8. Interlace has released two full-lengths and an EP prior to Imago. Yet Imago is your first north American release. Why is that?

Innuendo was available in North America through Metropolis’ catalogue as well as via Storming the Base. For Imago we wanted an American license, because you need skilled marketing people who continuously promote your products in order to actually penetrate a market. Artoffact had all that we asked for; it’s a competent and dedicated label, and so far we’ve thoroughly enjoyed working with them.

9. How did you go from the Swedish label Memento Materia to the Canadian label Artoffact Records?

We are still on Memento Materia, who licensed us to Artoffact.

10. Interlace is also sub-licensed by German Dependent Records. Are you still with them? Why are so many labels involved with your music? Creatively speaking, is this a good thing or not?

Yes, we’re still licensed to Dependent. Interlace, like all international bands, needs a global network of skilled and dedicated people in order to function well.

11. After listening to Imago a few times, I feel a musical similarity to that of Wumpscut and early Skinny Puppy, do you agree? Would Interlace consider Wumpscut and Skinny Puppy as influences?

Skinny Puppy is an important reference for Interlace, at least in terms of the approach to the music making itself. I wouldn’t say that our music is particularly similar though. As for Wumpscut, I only know them by name.

12. On Imago, why is track seven titled Track Two?

Actually the title has nothing to do with the track order of Imago.

13. How does Interlace come up with their song titles?

The names of the tracks describe their contents, that’s really all I can say.

14. Interlace remixed the track Rain Of Brass Petals for the soundtrack to the game Silent Hill 3. How did this happen?

We sent a copy of Innuendo to Akira Yamaoka through his Team Silent, and he appreciated the music and concept so we decided to do some kind of artistic collaboration. A remix exchange followed, in which we wrote a version of Rain of Brass Petals called Three Voices Edit.
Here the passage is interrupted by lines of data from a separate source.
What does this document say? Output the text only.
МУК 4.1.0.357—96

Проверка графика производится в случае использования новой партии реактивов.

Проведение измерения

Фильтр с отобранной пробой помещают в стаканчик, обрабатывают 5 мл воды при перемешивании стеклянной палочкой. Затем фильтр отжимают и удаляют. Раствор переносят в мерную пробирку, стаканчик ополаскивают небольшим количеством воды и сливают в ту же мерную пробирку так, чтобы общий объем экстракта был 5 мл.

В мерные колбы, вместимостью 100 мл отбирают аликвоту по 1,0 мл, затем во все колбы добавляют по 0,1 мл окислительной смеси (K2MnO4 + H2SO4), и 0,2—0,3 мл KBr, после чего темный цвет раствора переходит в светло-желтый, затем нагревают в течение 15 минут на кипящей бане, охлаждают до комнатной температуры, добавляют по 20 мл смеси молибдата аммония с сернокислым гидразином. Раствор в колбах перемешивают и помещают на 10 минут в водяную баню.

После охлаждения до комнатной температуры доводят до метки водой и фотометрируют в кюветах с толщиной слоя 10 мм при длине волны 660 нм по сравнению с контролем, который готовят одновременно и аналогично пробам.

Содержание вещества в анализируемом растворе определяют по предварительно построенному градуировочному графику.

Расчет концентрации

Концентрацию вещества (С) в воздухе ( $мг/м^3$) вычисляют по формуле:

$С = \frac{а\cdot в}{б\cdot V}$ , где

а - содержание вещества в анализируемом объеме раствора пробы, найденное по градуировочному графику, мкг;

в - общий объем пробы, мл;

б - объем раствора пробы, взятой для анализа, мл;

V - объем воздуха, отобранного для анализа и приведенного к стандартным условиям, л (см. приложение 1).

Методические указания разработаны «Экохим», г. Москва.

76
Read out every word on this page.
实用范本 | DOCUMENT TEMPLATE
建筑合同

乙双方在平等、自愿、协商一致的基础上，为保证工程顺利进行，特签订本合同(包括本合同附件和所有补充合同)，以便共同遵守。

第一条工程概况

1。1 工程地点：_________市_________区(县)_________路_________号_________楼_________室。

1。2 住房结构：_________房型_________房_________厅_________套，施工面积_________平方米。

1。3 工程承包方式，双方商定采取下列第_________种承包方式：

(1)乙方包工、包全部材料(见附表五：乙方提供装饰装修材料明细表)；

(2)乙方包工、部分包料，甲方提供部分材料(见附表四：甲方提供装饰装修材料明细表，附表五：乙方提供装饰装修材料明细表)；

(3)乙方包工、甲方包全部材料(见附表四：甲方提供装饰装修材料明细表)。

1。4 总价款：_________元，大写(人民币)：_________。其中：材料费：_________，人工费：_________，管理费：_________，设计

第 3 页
The remix is included on the Japanese soundtrack to Silent Hill 3. Akira chose to take on our Missing Link, and created a magic track that we released on Under the Sky.

Interlace15. Do you find it more beneficial to do remixes or have studio versions of your material appear on compilations?

We definitely prefer remixes, since most of our audience already has the original versions on CD. However, we get too many compilation requests to be able to provide a unique track for each one – it’s a lot of work to produce a quality remix that stands out enough from the original version to make it worth releasing.

16. Why was your band’s website created using instead of the band’s name?

Although first and foremost being a music project, Interlace spans over a variety of artistic forms. We strive to incorporate all these expressions into one coherent framework, where each component adds to the total experience rather than being an independent piece of art. We use the term Design for a New Breed to encapsulate all Interlace art, and this is the logic behind the address of our official web site.

17. How did you come in contact with artist Dave McKean, who provided the cover art for Imago?

Teiaiel designed the cover art for Innuendo and Under the Sky, and she agreed to do Imago too. At the time she lived in London, working with digital effects for Dave McKean’s new movie Mirror Mask. Teiaiel introduced Dave to Interlace and asked if he would be interested in doing the Imago cover art together with her. He agreed, and that’s how the exciting collaboration came about.

18. Teiaiel,, has designed accessory apparel and props for Interlace’s stage show. How did this working relationship come to be? How long has Teiaiel been doing this for Interlace? Besides neck corsets and the bishop’s crosier, what other items have been designed for stage use?

Teiaiel is a good friend of ours, and we’ve been working together for several years. The props you mention are part of the Imago stage show, which Teiaiel designed and built together with us. Since each conceptual phase of Interlace means a completely new stage show has to be created, there is a lot of work involved in the live dimension. Teiaiel is a leading Scandinavian designer, and it’s of great value to us to have her involved in the process.